I sommersi e i salvati

Mi verrebbe da dire parafrasando Primo Levi, che vale anche il contrario: se si fa violenza al linguaggio, la si fa anche agli esseri umani. E lo dico a ragion veduta, in polemica con quanti, scrittori, giornalisti, intellettuali, chiamano shahid, “martiri”, i fondamentalisti islamici.

Il martire, dalla parola greca martus, è colui che testimonia la propria fede nonostante le persecuzioni e arriva anche ad accettare la morte pur di non abiurare. Nella nostra cultura il martirio ha un’accezione positiva,denota coraggio,forza d’animo, fedeltà a se stessi e ai propri ideali.

Tant’è che per estensione il termine è stato attribuito anche a coloro che sono morti per difendere i loro valori in nome della libertà, penso a Ipazia, a Giordano Bruno, a Salvo D’Acquisto.

La parola evoca una disposizione d’animo di grande generosità, la capacità di compiere un gesto straordinario. Per questo non possiamo accreditare l’idea che i terroristi islamici siano shahid, martiri, come loro per primi vorrebbero farci credere nelle loro azioni di propaganda e di proselitismo.

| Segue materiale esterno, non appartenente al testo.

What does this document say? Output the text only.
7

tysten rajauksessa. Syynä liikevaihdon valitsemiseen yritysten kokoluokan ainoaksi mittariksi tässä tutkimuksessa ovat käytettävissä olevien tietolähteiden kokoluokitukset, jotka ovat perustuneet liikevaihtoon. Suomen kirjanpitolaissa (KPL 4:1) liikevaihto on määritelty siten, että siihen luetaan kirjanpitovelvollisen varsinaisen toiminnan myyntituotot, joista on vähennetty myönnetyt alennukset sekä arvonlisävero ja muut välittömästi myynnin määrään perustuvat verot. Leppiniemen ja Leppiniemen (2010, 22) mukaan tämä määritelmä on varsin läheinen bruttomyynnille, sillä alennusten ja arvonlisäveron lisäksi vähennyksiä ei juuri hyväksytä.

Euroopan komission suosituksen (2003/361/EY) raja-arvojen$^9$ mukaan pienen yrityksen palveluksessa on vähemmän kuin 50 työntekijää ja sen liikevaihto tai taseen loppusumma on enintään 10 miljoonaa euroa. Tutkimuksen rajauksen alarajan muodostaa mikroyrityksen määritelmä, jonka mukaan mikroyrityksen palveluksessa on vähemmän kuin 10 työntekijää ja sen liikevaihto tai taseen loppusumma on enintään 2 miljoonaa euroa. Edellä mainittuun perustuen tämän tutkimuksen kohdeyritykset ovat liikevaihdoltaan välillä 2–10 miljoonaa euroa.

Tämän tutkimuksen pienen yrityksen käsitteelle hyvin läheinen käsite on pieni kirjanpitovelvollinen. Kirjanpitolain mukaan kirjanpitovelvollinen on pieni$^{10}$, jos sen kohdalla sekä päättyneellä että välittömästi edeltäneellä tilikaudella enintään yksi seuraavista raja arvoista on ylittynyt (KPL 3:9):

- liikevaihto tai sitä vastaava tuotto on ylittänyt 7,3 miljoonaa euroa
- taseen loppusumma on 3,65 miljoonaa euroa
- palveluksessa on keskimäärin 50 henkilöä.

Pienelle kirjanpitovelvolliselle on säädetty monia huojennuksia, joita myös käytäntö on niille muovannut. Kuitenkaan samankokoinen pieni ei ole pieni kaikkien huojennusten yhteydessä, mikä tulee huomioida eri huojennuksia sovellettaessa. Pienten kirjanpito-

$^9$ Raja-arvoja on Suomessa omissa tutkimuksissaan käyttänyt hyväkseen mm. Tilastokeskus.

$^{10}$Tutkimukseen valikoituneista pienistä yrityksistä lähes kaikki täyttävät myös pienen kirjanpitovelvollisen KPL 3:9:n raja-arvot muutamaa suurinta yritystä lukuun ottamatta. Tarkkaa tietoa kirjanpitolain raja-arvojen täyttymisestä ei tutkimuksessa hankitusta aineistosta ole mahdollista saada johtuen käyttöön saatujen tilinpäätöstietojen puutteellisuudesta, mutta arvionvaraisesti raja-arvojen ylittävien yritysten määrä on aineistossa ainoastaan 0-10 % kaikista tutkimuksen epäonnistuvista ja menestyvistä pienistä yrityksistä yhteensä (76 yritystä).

Farsi esplodere in mezzo a persone inermi, provocare morte e dolore inutili, non fa di loro i nuovi martiri del XXI secolo. No davvero!

Che ne siano o no consapevoli,che siano o meno manipolati e funzionali a un progetto politico di cui sono semplici pedine, essi sono e restano stragisti assassini. Così li dobbiamo chiamare.

Arrogarsi il diritto e il potere di dare la morte, interpretando alla lettera quanto dice il Libro «Non lasciar sulla terra – dei Negatori – vivo nessuno» (Corano, 71:26) non può in alcun modo essere equiparato all’atto di chi la morte la subisce per non tradire la propria fede.

La semplice torsione linguistica che li accredita come martiri presso l’opinione pubblica rischia di sdoganare le stragi compiute in preda a una sorta di delirio di onnipotenza, conferendo loro valore epico.

Nell’attentato di Lahore decine di bambini sono stati falcidiati senza pietà. Quel gesto estremo e irrimediabile non è testimonianza di fede, gesto d’amore per la vita e i viventi, ma sigillo mortifero: sancisce nella sua feroce crudeltà la supremazia della morte sulla vita.